Across the country, office-to-housing conversions are being pursued as a potential lifeline for struggling downtown business districts that emptied out during the coronavirus pandemic and may never fully recover. The conversion push is marked by an emphasis on affordability. Multiple cities are offering serious tax breaks for developers to incentivize office-to-housing conversions — provided that a certain percentage of apartments are offered at affordable below-market prices.

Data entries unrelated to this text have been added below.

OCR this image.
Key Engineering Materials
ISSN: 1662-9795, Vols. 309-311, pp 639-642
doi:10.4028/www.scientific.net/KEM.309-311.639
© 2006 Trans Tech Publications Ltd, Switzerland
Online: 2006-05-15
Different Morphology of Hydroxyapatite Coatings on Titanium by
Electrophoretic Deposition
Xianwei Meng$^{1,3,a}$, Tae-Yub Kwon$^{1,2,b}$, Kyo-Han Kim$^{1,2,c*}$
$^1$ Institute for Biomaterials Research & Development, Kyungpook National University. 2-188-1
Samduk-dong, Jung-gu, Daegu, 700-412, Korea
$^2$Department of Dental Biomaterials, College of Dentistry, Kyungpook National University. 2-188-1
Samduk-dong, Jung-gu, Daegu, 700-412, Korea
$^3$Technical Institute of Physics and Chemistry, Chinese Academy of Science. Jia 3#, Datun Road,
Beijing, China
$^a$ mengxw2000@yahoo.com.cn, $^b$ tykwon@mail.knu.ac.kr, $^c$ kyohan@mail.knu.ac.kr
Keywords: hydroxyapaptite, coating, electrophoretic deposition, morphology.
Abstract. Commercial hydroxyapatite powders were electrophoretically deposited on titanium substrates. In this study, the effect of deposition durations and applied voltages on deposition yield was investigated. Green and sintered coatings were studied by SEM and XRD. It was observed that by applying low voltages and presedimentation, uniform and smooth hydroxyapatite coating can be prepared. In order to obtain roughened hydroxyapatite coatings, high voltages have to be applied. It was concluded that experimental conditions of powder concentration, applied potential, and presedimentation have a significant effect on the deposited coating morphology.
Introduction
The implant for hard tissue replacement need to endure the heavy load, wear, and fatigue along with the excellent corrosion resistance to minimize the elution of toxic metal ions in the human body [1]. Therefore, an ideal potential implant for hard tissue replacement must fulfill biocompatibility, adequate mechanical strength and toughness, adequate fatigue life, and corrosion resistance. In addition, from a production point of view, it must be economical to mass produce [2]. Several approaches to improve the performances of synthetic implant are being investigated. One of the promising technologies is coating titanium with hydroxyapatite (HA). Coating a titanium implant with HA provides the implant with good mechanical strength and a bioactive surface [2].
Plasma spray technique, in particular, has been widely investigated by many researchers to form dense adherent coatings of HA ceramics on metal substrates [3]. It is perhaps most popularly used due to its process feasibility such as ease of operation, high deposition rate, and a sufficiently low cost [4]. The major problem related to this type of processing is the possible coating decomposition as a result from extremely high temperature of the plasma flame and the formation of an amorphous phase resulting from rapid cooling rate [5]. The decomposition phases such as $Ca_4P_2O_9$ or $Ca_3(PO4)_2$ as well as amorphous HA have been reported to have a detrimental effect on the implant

In January, Pittsburgh announced it was accepting proposals to produce more affordable housing through the “conversion of fallow and underutilized office space.” Boston released a plan in October aimed at revitalizing downtown that included a push for more housing, some of which would come from office conversions. And Seattle launched a competition in April for downtown building owners and design firms to come up with conversion ideas.

In the nation's capital, Mayor Muriel Bowser has made office-to-housing conversions a cornerstone of her plan to repopulate and revitalize the district’s downtown. Her “comeback plan” for the capital city, announced earlier this year, seeks to add 15,000 new residents to the downtown area, adding to the approximately 25,000 who already live here.

Bowser’s administration says about 1 million square feet of downtown real estate is already transitioning from commercial to residential. But the city needs another 6 million square feet converted to meet her goal of 15,000 new downtown residents.

“We’re not going to have as many workers downtown as we had before the pandemic,” Bowser said earlier this year. “Our job is to make sure that we are getting more people downtown.”

But the conversion push has some skeptics. Housing advocates worry that the affordable housing requirements could get watered down. And even advocates of the conversion model say giving tax breaks to wealthy developers isn’t the best tool to achieve the goal.